Ismail Ahmed Cachalia (1908–2003), popularly known as Moulvi, was a South African political activist and a leader of Transvaal Indian Congress and the African National Congress. He was one of the leaders of the Indian Passive Resistance Campaign of 1946 and the Defiance Campaign in 1952. The Government of India awarded the fourth highest Indian civilian honour of Padma Shri in 1977.

==Biography==

Moulvi Ismail Ahmed Cachalia, who stepped beyond the verge on August 8 at the age of 95, straddled two centuries and two continents. What was remarkable was his bearing the legacy of two cultures — African and Asian, said Gopalkrishna Gandhi, the former Indian ambassador to Norway, on hearing the news of Cachalia's death.

Ismail Ahmed Cachalia was born in the South African province of Transvaal on 5 December 1908 to Khatija (Naani) and Sheth Ahmad Mohammad Cachalia, an anti apartheid campaigner and a businessman of Indian origin who was in prison at the time of Ismail's birth. The senior Cachalia was the chairman of the Transvaal British Indian Association who was forced into bankruptcy due to his connection with the organization and the young Ismail grew up amidst anti apartheid struggles. He completed his primary education up to class 5 at Bree Street Indian School, Johannesburg and moved to Uttar Pradesh in India, and studied Scriptures and Arabic at the Muslim Theological college in Deoband to become an Aalim (priest). He is reported to have participated in the non-cooperation movement in India during that time but returned to South Africa in 1931 to join his brother, Yusuf Cachalia, in family business. In the 1930s, he and his brother joined with Yusuf Dadoo and Monty Naicker, in their anti apartheid activities mobilizing youths for militant action but later changed to non violent methods and became one of the leaders of the Indian Passive Resistance Movement which led to the arrest of over 2000 Indians in 1946. However the movement helped in uniting African National Congress and the Indian resistance group together which was formalized by the Dadoo-Naicker-Xuma Pact of 1947.
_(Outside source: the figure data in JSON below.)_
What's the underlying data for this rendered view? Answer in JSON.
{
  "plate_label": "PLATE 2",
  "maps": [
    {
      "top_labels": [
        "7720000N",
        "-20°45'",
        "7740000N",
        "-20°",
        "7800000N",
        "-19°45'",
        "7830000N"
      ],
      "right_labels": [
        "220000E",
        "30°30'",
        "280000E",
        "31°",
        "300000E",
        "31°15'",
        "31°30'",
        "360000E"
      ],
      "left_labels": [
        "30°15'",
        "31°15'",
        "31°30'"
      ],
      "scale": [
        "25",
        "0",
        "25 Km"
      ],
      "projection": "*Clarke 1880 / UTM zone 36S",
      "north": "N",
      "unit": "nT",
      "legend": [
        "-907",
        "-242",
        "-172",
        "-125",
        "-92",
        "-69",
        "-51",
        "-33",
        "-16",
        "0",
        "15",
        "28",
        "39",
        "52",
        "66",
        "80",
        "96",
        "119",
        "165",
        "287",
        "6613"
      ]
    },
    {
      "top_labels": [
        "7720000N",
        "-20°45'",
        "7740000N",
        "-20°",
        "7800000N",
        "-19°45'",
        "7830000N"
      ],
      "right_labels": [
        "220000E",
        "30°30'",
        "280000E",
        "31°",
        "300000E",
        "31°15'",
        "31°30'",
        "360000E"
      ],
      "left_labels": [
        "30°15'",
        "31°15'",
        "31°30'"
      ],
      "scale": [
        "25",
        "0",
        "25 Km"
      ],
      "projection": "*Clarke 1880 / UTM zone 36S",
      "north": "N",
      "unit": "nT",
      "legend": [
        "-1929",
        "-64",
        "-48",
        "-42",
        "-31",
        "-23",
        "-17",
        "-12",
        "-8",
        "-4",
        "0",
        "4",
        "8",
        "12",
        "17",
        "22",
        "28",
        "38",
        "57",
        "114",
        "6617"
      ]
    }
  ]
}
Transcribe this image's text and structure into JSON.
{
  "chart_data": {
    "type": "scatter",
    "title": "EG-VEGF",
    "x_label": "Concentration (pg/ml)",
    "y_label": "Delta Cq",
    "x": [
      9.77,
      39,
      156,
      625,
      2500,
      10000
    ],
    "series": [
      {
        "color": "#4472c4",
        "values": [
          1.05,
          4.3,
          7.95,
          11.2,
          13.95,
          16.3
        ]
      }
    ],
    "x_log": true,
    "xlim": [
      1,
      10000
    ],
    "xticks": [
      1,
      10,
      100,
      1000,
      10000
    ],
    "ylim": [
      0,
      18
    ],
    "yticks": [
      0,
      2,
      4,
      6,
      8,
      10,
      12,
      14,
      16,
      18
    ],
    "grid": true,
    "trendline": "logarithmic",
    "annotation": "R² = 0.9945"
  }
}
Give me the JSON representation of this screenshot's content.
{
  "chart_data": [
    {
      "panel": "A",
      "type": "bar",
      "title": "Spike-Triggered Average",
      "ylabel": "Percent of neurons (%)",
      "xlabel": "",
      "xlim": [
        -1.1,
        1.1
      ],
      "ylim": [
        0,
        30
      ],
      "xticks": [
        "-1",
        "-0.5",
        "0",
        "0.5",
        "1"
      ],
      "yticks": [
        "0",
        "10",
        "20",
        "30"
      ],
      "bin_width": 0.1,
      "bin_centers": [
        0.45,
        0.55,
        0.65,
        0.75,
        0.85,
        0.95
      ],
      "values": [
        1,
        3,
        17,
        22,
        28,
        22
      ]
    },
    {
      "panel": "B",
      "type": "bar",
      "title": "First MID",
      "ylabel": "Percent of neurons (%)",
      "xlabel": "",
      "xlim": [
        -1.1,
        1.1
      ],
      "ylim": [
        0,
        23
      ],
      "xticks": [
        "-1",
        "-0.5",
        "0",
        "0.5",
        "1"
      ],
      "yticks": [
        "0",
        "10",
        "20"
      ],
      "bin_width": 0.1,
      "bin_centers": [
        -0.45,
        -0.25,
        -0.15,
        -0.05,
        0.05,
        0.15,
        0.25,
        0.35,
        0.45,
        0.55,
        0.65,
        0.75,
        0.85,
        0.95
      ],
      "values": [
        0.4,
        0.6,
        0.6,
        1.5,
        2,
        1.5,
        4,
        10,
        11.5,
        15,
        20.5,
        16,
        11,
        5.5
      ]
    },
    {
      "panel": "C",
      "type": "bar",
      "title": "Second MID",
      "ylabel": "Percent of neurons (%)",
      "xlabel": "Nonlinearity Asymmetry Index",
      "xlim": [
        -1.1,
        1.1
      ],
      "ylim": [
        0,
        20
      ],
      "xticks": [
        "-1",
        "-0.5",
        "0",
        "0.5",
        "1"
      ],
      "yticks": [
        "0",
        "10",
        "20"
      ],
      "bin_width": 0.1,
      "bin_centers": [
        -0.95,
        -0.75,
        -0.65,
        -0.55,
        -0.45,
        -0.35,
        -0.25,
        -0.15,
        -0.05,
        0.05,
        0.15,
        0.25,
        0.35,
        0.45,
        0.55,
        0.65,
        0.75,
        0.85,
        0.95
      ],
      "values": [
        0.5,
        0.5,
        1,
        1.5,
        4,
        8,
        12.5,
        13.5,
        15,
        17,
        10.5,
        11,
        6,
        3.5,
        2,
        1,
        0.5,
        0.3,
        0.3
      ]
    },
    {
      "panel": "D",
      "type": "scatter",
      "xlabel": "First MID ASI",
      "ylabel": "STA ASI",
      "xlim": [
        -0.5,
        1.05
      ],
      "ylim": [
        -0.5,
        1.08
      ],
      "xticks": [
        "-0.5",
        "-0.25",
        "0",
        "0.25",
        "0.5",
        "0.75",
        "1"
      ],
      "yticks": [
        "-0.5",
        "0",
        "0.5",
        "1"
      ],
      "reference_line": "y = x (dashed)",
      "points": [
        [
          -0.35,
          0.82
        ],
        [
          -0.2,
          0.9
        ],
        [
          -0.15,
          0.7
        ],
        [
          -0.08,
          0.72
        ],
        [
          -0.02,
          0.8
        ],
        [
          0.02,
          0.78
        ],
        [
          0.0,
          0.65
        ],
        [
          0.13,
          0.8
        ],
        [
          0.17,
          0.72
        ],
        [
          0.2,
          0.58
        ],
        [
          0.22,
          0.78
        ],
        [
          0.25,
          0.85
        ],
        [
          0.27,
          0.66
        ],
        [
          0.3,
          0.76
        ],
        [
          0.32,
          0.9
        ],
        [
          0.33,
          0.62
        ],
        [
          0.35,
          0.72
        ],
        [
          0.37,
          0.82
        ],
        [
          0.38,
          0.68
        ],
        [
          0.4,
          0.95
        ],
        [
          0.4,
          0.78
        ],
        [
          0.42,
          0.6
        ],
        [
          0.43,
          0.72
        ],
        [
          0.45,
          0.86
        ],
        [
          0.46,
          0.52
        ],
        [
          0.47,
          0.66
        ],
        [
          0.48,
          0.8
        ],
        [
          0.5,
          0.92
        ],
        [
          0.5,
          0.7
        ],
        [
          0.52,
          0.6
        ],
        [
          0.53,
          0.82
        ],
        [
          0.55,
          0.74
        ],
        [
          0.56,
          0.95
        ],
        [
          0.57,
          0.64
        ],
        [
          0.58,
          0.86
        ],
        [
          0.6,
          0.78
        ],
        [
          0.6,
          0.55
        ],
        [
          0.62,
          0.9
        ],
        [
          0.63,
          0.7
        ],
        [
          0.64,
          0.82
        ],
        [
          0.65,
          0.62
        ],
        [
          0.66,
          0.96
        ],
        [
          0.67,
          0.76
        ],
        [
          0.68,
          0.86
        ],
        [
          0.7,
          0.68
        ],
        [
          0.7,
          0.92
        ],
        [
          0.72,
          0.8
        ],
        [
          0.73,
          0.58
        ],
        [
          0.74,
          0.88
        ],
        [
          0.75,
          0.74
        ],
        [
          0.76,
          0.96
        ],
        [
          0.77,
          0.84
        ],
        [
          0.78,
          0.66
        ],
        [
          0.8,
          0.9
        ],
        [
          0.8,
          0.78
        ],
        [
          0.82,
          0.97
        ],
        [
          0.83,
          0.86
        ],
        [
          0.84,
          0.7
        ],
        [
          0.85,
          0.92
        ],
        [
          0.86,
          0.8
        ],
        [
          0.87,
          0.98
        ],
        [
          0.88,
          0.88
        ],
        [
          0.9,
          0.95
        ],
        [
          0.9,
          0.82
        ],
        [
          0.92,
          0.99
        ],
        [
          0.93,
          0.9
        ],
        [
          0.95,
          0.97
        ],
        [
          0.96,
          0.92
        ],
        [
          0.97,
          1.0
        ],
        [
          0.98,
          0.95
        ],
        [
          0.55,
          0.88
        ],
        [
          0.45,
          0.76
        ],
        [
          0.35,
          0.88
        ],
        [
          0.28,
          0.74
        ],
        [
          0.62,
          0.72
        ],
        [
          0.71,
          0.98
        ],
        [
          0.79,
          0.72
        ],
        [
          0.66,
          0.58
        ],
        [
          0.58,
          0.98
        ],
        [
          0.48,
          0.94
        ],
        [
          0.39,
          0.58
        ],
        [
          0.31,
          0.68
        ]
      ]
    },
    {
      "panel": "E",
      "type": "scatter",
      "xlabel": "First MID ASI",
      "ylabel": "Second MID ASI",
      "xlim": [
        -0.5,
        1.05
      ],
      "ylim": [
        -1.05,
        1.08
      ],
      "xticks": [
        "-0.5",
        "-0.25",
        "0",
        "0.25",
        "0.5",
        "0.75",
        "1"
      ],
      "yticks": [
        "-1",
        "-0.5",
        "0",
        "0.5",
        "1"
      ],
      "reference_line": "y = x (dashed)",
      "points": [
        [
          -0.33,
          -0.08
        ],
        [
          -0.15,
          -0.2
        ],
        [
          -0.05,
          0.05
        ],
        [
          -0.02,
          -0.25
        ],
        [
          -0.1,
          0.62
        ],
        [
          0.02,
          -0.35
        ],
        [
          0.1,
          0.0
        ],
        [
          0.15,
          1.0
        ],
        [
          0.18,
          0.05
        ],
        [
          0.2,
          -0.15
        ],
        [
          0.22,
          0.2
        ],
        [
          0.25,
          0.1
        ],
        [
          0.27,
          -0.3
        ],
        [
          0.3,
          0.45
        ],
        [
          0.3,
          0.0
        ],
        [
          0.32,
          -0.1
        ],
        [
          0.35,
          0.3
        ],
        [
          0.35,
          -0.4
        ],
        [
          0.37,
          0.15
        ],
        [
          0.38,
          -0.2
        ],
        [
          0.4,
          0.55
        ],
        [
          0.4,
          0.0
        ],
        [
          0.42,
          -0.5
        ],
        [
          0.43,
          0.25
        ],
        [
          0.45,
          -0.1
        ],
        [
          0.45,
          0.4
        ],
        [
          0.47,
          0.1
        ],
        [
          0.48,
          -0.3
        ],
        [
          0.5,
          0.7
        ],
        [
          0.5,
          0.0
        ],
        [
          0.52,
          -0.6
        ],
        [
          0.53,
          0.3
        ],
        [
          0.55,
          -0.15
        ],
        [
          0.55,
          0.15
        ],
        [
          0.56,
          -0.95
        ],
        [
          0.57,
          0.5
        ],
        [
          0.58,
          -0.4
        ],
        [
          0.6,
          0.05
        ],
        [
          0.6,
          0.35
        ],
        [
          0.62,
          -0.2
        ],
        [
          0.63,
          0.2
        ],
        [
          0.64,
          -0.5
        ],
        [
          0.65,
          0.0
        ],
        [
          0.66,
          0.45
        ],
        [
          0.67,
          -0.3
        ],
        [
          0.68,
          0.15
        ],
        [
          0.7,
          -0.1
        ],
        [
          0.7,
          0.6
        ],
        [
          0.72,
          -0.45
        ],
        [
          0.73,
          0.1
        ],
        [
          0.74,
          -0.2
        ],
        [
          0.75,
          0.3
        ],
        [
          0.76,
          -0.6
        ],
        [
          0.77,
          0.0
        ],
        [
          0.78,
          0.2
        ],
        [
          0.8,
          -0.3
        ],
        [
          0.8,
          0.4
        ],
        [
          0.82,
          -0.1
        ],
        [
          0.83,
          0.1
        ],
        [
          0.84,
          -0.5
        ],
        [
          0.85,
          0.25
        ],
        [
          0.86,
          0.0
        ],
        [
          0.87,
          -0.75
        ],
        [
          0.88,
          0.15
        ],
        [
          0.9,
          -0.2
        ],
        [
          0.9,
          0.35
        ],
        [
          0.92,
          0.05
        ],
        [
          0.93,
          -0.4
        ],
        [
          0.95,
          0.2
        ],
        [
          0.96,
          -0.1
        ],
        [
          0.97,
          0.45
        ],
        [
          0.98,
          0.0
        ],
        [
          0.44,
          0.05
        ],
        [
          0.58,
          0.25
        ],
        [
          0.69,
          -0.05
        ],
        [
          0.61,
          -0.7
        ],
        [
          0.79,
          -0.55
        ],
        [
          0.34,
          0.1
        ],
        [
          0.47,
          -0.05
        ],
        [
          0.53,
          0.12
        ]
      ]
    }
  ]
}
During the next six years, Cachalia worked with other leaders of the African National Congress, including Nelson Mandela and Albert Lutuli, in the non violent struggle against the oppression of the apartheid regime and led the Defiance Campaign of 1952 as its Deputy Volunteer-in-Chief; Nelson Mandela was the Volunteer-in Chief. He was arrested and sentenced to a suspended 18 months in prison, subject to keeping away from political activities. In 1955, he attended the Afro-Asian Conference in Bandung as a delegate of the African National Congress and the South African Indian Congress, along with Moses Kotane. On the way to the conference, Cachalia had the opportunity to meet V. K. Krishna Menon at London and Jawaharlal Nehru at Delhi. He was detained at Cairo for a brief period on his return to South Africa, but continued his activities and, after the Sharpeville massacre of 1960 which resulted in the death of 69 people, he escaped, in order to escape incarceration, to India via Botswana. In India, he established the ANC Mission in Delhi, along with Alfred Nzo who would later become the first foreign minister of post apartheid South Africa. Cachalia became the deputy chief representative of the Mission.

By 1972, Cachalia retired from active politics due to ill health and shifted his residence to Kala Kacha, Navsari in the Indian state of Gujarat where his ancestors came from, but divided his time between the two countries. After the dismantling of apartheid regime, ANC requested him to take part in their campaign in the first general election with universal suffrage in 1994 which he could not. He was present at the function of the dedication of the memorials of Thillaiaadi Valliammai and Swami Nagappen Padayachee to the nation at the Braamfontein cemetery on 15 July 1994 along with Walter Sisulu and also during Jyoti Basu's visit to Johannesburg in 1997. He died on 8 August 2003 at the age of 94. Cachalia was married three times. His first wife died, as well as his first child shortly after her. Maryam Bhana was his second wife with whom he had one son, Yahya, and four daughters, Hafsa, Saeedah, Rashida and Khaleeda. After Maryam died he married a Rabia in India. Khaleeda preceded him in death by one year. His mortal remains were buried at Bethal, a town known for potato farming in Mpumalanga, South Africa.

Cachalia received the World Peace Council Prize in 1955. The Government of India awarded him the civilian honour of Padma Shri in 1977. Nelson Mandela's autobiography, Conversations With Myself, carries a short biography of Ismail Cachalia.